I am sorry that I haven`t written for over a week but I have been busy with work related things and it hasn`t left me with much time to write.

This topic has come up for me recently.  I decided to write about it because I want others to know that they are not alone if they too are experiencing intimidation or workplace bullying.

I have recently been informed that my social work abilities had been questioned by someone at my agency.  I don`t think that the person who said this meant for me to find out but I did.  When I discovered these comments I was confused, frustrated, upset and felt a huge blow to my self esteem.  I thought I had been doing a pretty good job and none of these comments had been brought to my attention during any supervisory meetings or informal chats with my supervisor or any higher ups.  So as a result, I felt betrayed.  I also felt that my reputation and character had been assassinated.  All of my hard work, my years of education now felt meaningless.  I was very angry at this person for saying these things, and angry at the agency itself because I had dedicated myself to that job, often at the cost of my personal life and this is what I got in return.

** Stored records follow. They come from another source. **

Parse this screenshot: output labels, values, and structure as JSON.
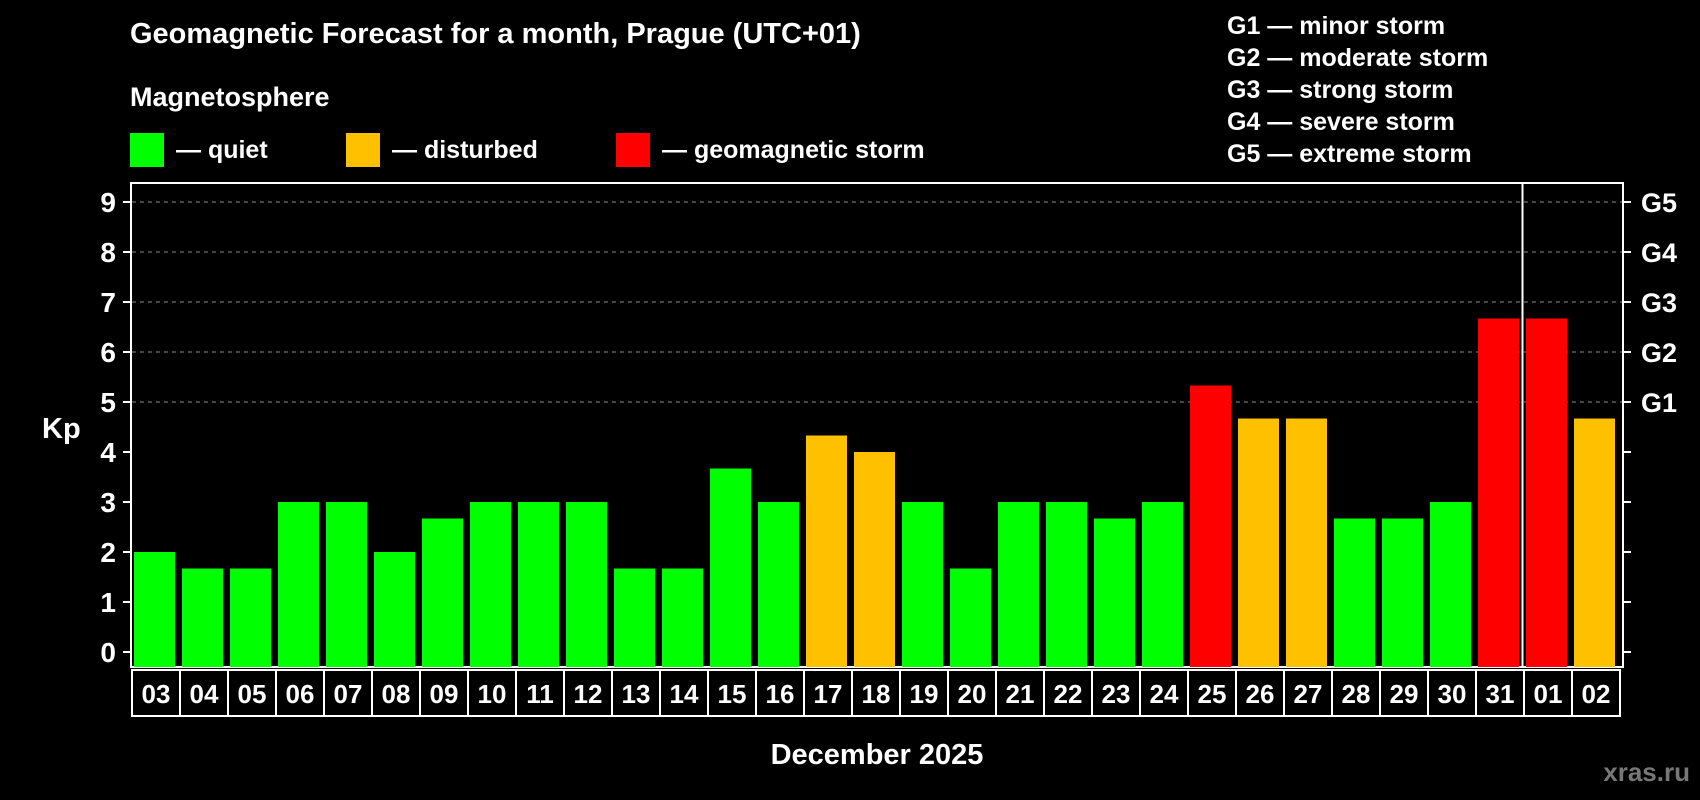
{
  "title": "Geomagnetic Forecast for a month, Prague (UTC+01)",
  "subtitle": "Magnetosphere",
  "legend": [
    {
      "label": "— quiet",
      "color": "#00ff00"
    },
    {
      "label": "— disturbed",
      "color": "#ffc000"
    },
    {
      "label": "— geomagnetic storm",
      "color": "#ff0000"
    }
  ],
  "storm_levels": [
    "G1 — minor storm",
    "G2 — moderate storm",
    "G3 — strong storm",
    "G4 — severe storm",
    "G5 — extreme storm"
  ],
  "watermark": "xras.ru",
  "chart_data": {
    "type": "bar",
    "title": "Geomagnetic Forecast for a month, Prague (UTC+01)",
    "xlabel": "December 2025",
    "ylabel": "Kp",
    "ylim": [
      0,
      9
    ],
    "yticks": [
      "0",
      "1",
      "2",
      "3",
      "4",
      "5",
      "6",
      "7",
      "8",
      "9"
    ],
    "right_ticks": [
      {
        "label": "G1",
        "value": 5
      },
      {
        "label": "G2",
        "value": 6
      },
      {
        "label": "G3",
        "value": 7
      },
      {
        "label": "G4",
        "value": 8
      },
      {
        "label": "G5",
        "value": 9
      }
    ],
    "grid": "dashed lines at Kp 5 to 9",
    "month_divider_after": "31",
    "categories": [
      "03",
      "04",
      "05",
      "06",
      "07",
      "08",
      "09",
      "10",
      "11",
      "12",
      "13",
      "14",
      "15",
      "16",
      "17",
      "18",
      "19",
      "20",
      "21",
      "22",
      "23",
      "24",
      "25",
      "26",
      "27",
      "28",
      "29",
      "30",
      "31",
      "01",
      "02"
    ],
    "values": [
      2,
      1.67,
      1.67,
      3,
      3,
      2,
      2.67,
      3,
      3,
      3,
      1.67,
      1.67,
      3.67,
      3,
      4.33,
      4,
      3,
      1.67,
      3,
      3,
      2.67,
      3,
      5.33,
      4.67,
      4.67,
      2.67,
      2.67,
      3,
      6.67,
      6.67,
      4.67
    ],
    "status": [
      "quiet",
      "quiet",
      "quiet",
      "quiet",
      "quiet",
      "quiet",
      "quiet",
      "quiet",
      "quiet",
      "quiet",
      "quiet",
      "quiet",
      "quiet",
      "quiet",
      "disturbed",
      "disturbed",
      "quiet",
      "quiet",
      "quiet",
      "quiet",
      "quiet",
      "quiet",
      "storm",
      "disturbed",
      "disturbed",
      "quiet",
      "quiet",
      "quiet",
      "storm",
      "storm",
      "disturbed"
    ],
    "status_colors": {
      "quiet": "#00ff00",
      "disturbed": "#ffc000",
      "storm": "#ff0000"
    }
  }
}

I don`t know why we can`t give as much consideration to our employees as we give to our clients in the field of social work.  I know that these issues exist in many organisations but on the front line we especially need the support of our coworkers, supervisors and management.  I suppose I am so disappointed because I have always carried myself at work with dignity and respect towards others and it`s disheartening when you don`t get it back.

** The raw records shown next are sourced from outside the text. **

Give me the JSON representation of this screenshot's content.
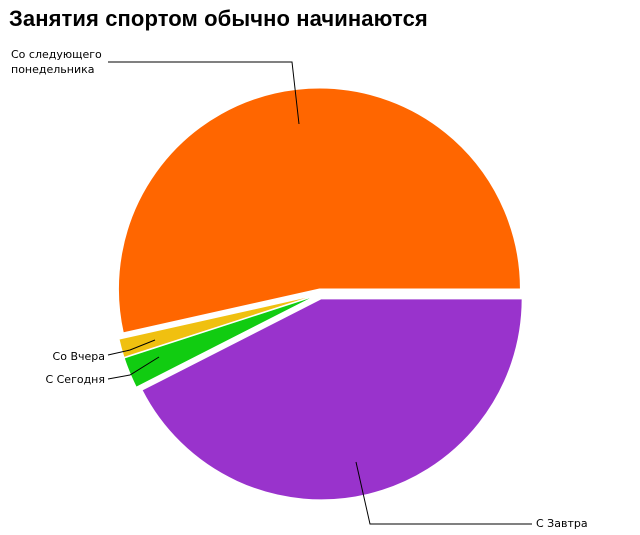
{
  "chart_data": {
    "type": "pie",
    "title": "Занятия спортом обычно начинаются",
    "slices": [
      {
        "label": "Со следующего понедельника",
        "label_lines": [
          "Со следующего",
          "понедельника"
        ],
        "value": 53.5,
        "color": "#ff6600"
      },
      {
        "label": "Со Вчера",
        "label_lines": [
          "Со Вчера"
        ],
        "value": 1.5,
        "color": "#f0c010"
      },
      {
        "label": "С Сегодня",
        "label_lines": [
          "С Сегодня"
        ],
        "value": 2.5,
        "color": "#11cc11"
      },
      {
        "label": "С Завтра",
        "label_lines": [
          "С Завтра"
        ],
        "value": 42.5,
        "color": "#9933cc"
      }
    ]
  }
}
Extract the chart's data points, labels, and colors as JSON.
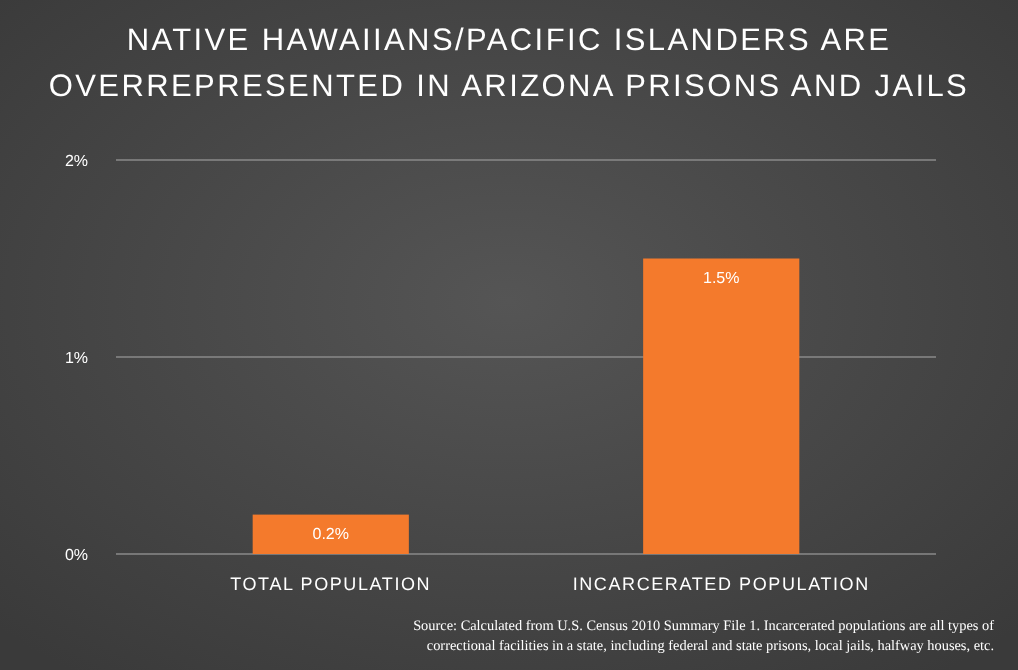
{
  "chart_data": {
    "type": "bar",
    "title": "NATIVE HAWAIIANS/PACIFIC ISLANDERS ARE OVERREPRESENTED IN ARIZONA PRISONS AND JAILS",
    "categories": [
      "TOTAL POPULATION",
      "INCARCERATED POPULATION"
    ],
    "values": [
      0.2,
      1.5
    ],
    "color": "#f47a2c",
    "value_labels": [
      "0.2%",
      "1.5%"
    ],
    "ylim": [
      0,
      2
    ],
    "yticks": [
      {
        "value": 0,
        "label": "0%"
      },
      {
        "value": 1,
        "label": "1%"
      },
      {
        "value": 2,
        "label": "2%"
      }
    ],
    "grid": "y",
    "annotations": [
      "Source: Calculated from U.S. Census 2010 Summary File 1. Incarcerated populations are all types of correctional facilities in a state, including federal and state prisons, local jails, halfway houses, etc."
    ]
  }
}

So then let`s discuss options if you are in this situation like me.  First, document EVERYTHING!  You will need this if the issue is brought to your union or management.  You can arrange for a meeting with the person  who said these things but speak to your supervisor first to make them aware of the situation (if they were not the ones making the disrespectful and damaging comments).  See what you can do to get this off your personal record if it is included in your file.  Have it documented there that you did not agree with the comments.  Try not to get upset when speaking to the person as you want to remain professional.  Just because they are acting inappropriate does not mean that you should as well.  Take the higher ground.  Don`t quit if you feel you are being intimidated, seek support of your union for next steps and do not discuss the situation with fellow coworkers since you don`t want a lot of rumours flying around - it only makes things worse.

The person who made these comments about me has a lot of power and I am in the middle of a career transition so I have to be careful.  Once I am settled I am going to address this issue with the person.  They need to know that just because an employee is kind, does not mean you can take advantage of them.  I am going to stand up for myself, which is a hard lesson I have had to learn.